I don't know why I own so much black clothing because I really hate the colour black. It's likely because I've spent a greater part of my adult life living in a emotional black hell-hole.
I'm teetering on the edge of the chasm right now. I'm so confused and hurt that I don't know if I'll fall in from shock and disorientation or just hurl myself headlong into it anyway. Either way, I hit bottom. Hard.
I can't go into details but suffice it to say that too many outside forces are crushing me. Too much pressure, too many stressors. Too many expectations. I don't want to feign strength right now. It's long gone - beat a hasty retreat when I crumpled beside the abyss.
I feel utterly useless, helpless and totally lost. I feel like I am a huge disappointment to myself and to others in my life. I have no where to turn or anybody to turn to this time around. My old dysfunctional coping strategies are snaking themselves around my body, goading me to do something stupid, something harmful to myself. I'm fighting them as I write. Goddamn demons. Can't they ever let me be in peace?
I can't take much more stress and crap in my life. To outside observers my life must look very sweet indeed. Little do they know how tortured I am. How much emotional ballast weighs me down. Outward appearances can be remarkably deceiving.
I should think I'd be used to feeling hopeless and depressed. The pair have been unwelcome companions in my life - sick shadows that relentlessly stalk me. Still, I'm not used to it. Every time waves of anguish bash me, it becomes more difficult to get up - again.
People with fibromyalgia will understand this. It is exceedingly difficult to make social plans in advance. We really do not know how we are going to be feeling the day of. To others, please don't take it personally if we have to cancel. In the same vein, please don't take it upon yourself to deliver a lecture on how we would feel better if we would only follow your advice. You have never been in my body and you will never be in my body. Please, I ask you in a friendly manner to re-consider delivering your 'motivational' message on how I'd feel better if I only tried harder, ate this or that, got more exercise. Your well-intentioned advice accomplishes nothing more than providing a one-way ticket for me to visit Guilt Trip Central. And, it's stops along the way: The Heights of Hypochondria and It Can't Be That Bad County.

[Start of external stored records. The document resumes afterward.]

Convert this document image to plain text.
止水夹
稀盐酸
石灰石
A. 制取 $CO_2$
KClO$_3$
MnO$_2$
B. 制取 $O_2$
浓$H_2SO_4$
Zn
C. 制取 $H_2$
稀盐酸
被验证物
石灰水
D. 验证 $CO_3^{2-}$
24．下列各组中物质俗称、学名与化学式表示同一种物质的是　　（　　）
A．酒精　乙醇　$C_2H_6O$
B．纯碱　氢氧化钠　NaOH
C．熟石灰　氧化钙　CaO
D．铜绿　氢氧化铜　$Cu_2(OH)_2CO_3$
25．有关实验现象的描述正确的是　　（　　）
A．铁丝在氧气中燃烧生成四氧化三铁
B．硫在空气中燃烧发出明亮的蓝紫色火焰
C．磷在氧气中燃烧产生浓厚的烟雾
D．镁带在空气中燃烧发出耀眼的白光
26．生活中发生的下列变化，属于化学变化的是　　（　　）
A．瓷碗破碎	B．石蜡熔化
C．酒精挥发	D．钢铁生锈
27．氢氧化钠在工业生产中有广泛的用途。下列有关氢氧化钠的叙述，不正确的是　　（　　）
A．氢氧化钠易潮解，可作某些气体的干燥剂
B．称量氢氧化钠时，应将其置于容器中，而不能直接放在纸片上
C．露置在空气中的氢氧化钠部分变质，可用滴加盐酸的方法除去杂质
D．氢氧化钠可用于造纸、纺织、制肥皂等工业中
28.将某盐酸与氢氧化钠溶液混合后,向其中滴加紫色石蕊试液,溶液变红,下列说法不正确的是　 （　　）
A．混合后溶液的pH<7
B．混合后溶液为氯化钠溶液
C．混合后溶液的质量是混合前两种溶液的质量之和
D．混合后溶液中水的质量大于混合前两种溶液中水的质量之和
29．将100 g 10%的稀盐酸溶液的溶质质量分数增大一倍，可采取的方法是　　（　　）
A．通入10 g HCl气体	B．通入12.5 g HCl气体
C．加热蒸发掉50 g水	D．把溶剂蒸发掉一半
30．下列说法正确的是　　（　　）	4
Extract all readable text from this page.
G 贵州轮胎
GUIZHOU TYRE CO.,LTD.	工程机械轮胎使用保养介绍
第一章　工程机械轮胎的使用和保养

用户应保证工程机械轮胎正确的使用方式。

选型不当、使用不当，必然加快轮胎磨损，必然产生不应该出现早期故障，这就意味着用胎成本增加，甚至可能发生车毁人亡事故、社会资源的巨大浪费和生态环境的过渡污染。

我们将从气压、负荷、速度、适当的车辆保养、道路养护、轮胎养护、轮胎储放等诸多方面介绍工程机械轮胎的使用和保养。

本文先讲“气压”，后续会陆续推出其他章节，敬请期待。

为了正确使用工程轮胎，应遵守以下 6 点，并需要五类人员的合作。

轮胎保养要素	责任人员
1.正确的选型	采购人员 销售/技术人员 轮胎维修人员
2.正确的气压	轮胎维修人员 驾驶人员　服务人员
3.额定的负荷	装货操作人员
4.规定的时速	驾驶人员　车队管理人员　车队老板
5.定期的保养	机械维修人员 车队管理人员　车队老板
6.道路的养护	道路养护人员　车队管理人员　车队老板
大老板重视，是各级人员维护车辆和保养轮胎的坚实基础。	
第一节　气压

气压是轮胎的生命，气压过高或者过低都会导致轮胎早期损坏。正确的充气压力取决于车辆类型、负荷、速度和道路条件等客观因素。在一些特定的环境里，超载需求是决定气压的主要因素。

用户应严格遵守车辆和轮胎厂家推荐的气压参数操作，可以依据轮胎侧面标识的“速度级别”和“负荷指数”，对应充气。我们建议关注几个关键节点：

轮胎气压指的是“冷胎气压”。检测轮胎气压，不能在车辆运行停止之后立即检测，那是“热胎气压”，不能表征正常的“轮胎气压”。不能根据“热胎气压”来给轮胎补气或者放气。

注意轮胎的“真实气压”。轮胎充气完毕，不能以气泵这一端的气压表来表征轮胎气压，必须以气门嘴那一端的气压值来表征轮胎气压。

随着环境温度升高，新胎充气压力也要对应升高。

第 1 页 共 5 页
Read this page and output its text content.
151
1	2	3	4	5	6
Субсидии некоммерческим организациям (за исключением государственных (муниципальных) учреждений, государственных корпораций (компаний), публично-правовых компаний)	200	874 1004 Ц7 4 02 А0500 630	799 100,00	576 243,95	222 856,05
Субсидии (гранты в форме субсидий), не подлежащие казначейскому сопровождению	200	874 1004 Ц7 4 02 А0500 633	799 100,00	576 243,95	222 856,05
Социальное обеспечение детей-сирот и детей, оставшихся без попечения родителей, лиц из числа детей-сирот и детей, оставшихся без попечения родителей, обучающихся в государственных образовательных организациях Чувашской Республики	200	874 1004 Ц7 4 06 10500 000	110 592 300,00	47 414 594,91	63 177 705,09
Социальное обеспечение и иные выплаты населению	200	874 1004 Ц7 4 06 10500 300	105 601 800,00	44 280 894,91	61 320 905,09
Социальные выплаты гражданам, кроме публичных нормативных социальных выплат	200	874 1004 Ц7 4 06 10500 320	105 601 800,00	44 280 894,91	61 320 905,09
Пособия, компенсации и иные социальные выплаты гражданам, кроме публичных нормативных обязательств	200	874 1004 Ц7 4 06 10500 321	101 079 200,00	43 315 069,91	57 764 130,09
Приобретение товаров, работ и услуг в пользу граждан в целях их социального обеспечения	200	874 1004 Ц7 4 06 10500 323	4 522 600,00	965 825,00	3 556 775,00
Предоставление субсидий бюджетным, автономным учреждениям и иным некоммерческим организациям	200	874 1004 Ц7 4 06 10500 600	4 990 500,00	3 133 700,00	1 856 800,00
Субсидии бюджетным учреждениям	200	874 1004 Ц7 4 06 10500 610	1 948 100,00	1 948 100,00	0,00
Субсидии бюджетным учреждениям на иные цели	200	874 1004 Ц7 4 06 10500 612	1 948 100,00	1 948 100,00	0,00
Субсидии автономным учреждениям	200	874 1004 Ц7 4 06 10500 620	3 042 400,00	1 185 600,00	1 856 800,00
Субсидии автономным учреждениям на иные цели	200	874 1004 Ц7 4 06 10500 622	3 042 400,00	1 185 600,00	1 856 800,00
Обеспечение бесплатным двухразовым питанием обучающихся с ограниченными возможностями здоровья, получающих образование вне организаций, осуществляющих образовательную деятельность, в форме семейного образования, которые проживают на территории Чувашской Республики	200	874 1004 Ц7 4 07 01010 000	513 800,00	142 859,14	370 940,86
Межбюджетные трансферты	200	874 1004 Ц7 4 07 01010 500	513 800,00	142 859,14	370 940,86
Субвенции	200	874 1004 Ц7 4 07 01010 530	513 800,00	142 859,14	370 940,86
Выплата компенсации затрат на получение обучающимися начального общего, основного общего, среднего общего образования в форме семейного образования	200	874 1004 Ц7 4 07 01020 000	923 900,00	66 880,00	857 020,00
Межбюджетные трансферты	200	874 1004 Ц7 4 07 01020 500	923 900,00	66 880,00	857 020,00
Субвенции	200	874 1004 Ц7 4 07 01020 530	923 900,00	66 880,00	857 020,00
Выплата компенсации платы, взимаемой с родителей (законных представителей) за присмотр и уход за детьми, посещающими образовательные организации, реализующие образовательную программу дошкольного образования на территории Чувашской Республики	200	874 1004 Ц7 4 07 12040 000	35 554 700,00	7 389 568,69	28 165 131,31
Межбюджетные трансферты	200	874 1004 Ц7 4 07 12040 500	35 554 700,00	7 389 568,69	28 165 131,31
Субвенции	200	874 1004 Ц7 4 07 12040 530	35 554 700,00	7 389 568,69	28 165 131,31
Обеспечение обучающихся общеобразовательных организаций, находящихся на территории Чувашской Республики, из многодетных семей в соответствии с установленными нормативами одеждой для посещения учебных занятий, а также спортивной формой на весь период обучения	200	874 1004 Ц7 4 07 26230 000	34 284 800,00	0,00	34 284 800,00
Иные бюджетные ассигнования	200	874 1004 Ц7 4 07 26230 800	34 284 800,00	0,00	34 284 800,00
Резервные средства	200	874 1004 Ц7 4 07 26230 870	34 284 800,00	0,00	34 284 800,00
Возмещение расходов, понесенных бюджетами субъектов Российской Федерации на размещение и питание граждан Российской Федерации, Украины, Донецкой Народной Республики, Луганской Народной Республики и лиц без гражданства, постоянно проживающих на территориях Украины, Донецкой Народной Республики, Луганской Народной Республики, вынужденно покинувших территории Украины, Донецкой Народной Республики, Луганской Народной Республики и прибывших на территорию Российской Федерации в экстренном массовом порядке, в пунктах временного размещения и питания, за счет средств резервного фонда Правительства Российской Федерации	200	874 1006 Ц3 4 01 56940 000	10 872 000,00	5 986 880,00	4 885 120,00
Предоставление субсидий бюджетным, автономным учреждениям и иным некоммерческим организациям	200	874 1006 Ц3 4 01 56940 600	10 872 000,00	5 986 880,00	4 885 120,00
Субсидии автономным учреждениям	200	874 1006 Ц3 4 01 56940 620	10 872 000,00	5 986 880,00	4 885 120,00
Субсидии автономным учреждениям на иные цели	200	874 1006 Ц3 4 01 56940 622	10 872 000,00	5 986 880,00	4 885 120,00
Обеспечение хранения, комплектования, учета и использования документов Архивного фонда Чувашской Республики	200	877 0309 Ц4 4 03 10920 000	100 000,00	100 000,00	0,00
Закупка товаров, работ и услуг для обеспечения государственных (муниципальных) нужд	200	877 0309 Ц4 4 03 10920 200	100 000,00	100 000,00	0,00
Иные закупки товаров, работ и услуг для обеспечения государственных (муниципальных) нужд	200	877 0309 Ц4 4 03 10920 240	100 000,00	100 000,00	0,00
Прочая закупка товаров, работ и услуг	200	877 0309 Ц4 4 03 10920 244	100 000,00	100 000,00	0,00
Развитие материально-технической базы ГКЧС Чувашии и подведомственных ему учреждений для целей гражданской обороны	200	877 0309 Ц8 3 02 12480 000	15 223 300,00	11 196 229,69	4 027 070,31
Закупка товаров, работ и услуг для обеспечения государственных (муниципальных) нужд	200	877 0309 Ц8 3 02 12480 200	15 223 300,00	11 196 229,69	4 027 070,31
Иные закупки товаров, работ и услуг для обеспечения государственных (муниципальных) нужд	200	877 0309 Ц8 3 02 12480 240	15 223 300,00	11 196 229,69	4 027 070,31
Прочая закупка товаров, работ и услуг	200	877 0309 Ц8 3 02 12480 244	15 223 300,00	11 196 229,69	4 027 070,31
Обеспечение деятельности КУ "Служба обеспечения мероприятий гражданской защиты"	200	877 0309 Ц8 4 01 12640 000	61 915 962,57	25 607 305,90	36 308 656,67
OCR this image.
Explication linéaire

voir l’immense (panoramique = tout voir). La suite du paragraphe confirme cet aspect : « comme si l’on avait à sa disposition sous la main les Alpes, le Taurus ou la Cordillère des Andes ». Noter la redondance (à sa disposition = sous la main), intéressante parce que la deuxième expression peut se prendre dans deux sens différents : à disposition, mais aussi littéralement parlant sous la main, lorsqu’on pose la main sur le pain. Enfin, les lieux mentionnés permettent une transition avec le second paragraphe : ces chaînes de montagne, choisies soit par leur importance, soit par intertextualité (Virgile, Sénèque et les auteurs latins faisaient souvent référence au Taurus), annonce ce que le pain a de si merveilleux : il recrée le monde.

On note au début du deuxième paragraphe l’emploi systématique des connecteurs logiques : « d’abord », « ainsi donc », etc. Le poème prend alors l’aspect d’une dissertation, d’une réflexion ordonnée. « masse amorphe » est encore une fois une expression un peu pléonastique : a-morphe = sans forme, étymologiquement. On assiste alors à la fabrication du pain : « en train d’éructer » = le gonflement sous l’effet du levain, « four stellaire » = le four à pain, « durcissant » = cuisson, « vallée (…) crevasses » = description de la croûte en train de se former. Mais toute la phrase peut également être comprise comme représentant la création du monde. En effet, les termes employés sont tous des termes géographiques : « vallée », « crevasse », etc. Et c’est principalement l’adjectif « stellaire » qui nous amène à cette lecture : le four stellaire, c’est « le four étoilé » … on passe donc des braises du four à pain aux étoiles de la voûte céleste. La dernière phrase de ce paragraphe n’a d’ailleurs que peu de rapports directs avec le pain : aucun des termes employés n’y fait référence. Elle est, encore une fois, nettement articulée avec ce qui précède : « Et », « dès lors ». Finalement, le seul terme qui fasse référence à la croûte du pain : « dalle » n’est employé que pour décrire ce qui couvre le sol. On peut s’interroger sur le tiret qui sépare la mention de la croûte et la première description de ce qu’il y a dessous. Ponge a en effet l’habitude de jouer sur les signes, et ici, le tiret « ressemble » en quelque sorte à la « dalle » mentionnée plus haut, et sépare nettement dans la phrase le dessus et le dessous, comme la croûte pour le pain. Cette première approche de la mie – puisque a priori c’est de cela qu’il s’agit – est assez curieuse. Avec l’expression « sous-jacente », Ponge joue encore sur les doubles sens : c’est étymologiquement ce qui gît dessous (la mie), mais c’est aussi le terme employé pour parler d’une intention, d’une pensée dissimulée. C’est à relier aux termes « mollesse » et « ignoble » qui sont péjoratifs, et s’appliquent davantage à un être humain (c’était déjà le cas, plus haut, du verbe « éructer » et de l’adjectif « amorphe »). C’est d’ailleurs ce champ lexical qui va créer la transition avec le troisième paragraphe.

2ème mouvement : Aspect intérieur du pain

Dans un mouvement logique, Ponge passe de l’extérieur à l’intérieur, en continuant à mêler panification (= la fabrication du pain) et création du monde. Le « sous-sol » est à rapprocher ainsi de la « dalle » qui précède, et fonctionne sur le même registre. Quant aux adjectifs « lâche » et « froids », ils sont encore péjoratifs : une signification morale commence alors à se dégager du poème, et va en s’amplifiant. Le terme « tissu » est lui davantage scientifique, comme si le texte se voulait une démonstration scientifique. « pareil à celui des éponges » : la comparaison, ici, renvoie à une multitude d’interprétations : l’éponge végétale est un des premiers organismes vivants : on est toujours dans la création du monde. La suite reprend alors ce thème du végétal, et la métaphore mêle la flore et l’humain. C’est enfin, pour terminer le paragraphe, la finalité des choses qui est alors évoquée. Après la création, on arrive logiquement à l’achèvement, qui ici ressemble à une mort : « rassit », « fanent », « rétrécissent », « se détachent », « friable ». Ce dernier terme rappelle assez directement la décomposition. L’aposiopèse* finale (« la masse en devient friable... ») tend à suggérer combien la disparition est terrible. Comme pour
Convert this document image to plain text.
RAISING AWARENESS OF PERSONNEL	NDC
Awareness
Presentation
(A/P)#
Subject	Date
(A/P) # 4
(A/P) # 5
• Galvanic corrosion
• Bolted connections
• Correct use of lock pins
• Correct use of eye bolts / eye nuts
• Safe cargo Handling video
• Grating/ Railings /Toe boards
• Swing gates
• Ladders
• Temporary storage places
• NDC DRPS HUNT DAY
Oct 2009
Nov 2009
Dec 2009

It's not that I wish non-fmers pain. But I would be interested in observing how they would fare after a few consectutive nights or weeks of unrelenting insomnia. Combine that with body pain and restless legs that itch, burn, jerk throughout the entire night. I seriously wonder if, come morning time, these non-fmers would spring out of bed, full of pep, bursting with unbridled energy, ready to take on the world. I doubt they would resemble a TV commercial whereupon people tap dance in celebration of a new carton of orange juice. Would they effortlessly hip hop though a mundane day consisting of errands, some housekeeping, meals and a myriad of other sorry, endless household chores?
Seriously, how would the faux-fmers feel if their loved ones told them they were not trying hard enough to help themselves? After some intital resentment on their part, I would hope they might emerge as more compassionate people, with a clearer understanding of what it feels like to live in a body that baffles and betrays without warning or reason.
Many non-fmer's do not understand and (likely never will), the limitations of our maddening syndrome. Please understand we do not want to stay in bed all day. But on days when the overwhelming fatigue blankets me, I will sometimes delay going to the bathroom because it will require a Herculean effort on my part just to stagger to the toilet. People, I'm telling you, some days are THAT bad. Please, think again before you decide to judge the Fmer in your life. If you walked a mile in our shoes, on our good days, you wouldn't get very far at all.
I don't know why I'm writing this blog but I need a release of some kind, or I'll implode. I don't want to swan-dive into the abyss. Nor do I feel I deserved to be pushed, either. I can't be there for everyone all the time. Just so you know, I take offense when people refer to my physical and emotional problems as 'drama.' That is condescending, insulting and insensitive. I dont't deserve that.
Maintaining any kind of homeostasis is under threat. As such, I am going into lockdown until further notice.